Eine Ausstellung aus lauter Rätseln. Im Duisburger Lehmbruck Museum zeigt der Essener Bildhauer Carl Emanuel Wolff drei Figurengruppen, die, durch die Fensterscheibe auch von draußen zu sehen, unverbunden aufeinander folgen und jeweils für sich Handlungen suggerieren. Aber der jeweilige „Sinn“ bleibt offen. Die Akteure sind Tiere und Menschen, vor allem letztere in formaler Verwandlung. Gemeinsam ist allen Figuren, dass sie aus sehr unterschiedlichen, teils außergewöhnlichen Materialien gestaltet sind, die so gar nicht in die Geschichte der Bildhauerei passen. Indes sind sie, meist in Lebensgröße, exakt gebaut im Umgang mit Proportion und Raumgefühl, was nun auch in der Präsentation in Duisburg zum Ausdruck kommt. Zugleich zeigt Wolff sein Gespür für Inszenierung im forcierten Abgleiten ins Absurde. Er setzt die Wesen zu- und gegeneinander, ein Berg aus Fischen, Wildschweine, Soldaten, eine Fahrzeugachse (auf der Einladungskarte ist von der „Achse des Bösen“ die Rede – das ist freilich blöd), und das kulminiert dann in der dritten Gruppe, die einen echten Tisch und einen echten Stuhl, ein echtes Geweih und ein echtes Skateboard und Teile eines echten Teddybären enthält.

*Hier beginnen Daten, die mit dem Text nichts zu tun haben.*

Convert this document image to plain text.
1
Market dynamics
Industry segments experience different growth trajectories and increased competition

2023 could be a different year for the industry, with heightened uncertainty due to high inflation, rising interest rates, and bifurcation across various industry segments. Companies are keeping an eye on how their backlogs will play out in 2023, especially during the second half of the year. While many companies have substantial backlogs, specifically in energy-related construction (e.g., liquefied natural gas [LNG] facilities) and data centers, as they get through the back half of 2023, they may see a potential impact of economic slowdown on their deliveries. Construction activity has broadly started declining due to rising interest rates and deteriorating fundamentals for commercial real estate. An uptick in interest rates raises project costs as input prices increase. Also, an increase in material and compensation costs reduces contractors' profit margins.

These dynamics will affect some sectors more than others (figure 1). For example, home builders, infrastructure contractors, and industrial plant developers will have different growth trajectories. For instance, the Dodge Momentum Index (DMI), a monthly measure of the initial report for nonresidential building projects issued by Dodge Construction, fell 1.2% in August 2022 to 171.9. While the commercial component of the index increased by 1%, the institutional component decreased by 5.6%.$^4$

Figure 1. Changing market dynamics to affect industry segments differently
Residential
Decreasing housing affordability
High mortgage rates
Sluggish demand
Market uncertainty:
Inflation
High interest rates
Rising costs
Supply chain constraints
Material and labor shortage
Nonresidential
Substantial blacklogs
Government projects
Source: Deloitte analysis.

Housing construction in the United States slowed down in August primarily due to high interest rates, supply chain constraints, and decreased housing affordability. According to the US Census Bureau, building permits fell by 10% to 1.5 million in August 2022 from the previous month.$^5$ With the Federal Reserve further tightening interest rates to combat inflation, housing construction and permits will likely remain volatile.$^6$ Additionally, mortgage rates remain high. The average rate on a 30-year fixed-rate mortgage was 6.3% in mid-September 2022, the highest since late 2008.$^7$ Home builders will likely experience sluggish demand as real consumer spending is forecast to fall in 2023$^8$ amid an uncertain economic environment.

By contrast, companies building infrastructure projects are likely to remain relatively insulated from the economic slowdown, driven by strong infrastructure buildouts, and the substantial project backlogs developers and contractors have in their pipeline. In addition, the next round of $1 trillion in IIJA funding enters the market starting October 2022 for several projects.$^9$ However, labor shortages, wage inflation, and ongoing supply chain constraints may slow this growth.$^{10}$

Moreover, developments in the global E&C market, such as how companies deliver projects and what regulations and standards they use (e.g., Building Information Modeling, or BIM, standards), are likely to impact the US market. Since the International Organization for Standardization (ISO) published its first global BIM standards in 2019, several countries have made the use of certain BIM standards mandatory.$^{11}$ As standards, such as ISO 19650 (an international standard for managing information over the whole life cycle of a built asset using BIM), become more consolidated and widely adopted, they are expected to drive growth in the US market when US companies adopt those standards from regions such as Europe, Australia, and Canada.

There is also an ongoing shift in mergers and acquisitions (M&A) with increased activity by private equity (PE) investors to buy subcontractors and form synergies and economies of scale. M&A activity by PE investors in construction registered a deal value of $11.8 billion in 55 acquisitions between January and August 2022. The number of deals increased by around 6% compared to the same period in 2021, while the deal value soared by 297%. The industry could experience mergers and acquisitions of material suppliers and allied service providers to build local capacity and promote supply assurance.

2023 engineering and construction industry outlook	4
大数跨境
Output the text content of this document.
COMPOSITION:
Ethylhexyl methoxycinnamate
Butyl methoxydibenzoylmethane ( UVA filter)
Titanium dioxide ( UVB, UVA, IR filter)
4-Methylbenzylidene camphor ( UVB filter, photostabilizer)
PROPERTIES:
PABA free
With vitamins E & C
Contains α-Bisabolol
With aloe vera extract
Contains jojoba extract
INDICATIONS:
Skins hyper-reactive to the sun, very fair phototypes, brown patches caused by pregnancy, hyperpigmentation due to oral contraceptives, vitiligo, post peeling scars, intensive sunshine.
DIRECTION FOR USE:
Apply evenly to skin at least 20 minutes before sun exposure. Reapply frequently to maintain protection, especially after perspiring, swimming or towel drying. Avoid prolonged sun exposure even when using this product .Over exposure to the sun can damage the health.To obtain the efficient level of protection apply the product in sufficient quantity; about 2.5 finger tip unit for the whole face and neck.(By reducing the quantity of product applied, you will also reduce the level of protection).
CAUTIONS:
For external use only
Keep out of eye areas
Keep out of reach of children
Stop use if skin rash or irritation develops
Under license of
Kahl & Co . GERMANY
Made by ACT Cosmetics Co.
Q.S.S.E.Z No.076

Auf unbestimmte Weise fühlt man sich an Märchen erinnert, freilich verorten die Accessoires diese Szenen wieder in der Gegenwart: etwa, dass die sieben rötlichen Männer der einen Gruppe aus Zündlunten bestehen und sichtlich Soldaten im Kampfanzug (und ganz und gar keine Zwerge) sind oder das männlich anmutende Wesen der anderen Gruppe, vor dem Mobiliar eine Zigarre rauchend. Ist Carl Emanuel Wolff ein gesellschaftskritischer Künstler? Ist er nicht viel zu plakativ und geht er nicht, um seine formalen Qualitäten wissend, schlichtweg auf die Nerven? Zumindest erweitert er sorgfältig und mit aufwändiger Hingabe das Potential figurativer Skulptur für das 21. Jahrhundert. Es war und ist schon ein Kreuz mit den Plastiken des 1957 in Essen geborenen und an der Hochschule für Bildende Künste in Dresden als Professor lehrenden Carl Emanuel Wolff. Unbedingt anschauen!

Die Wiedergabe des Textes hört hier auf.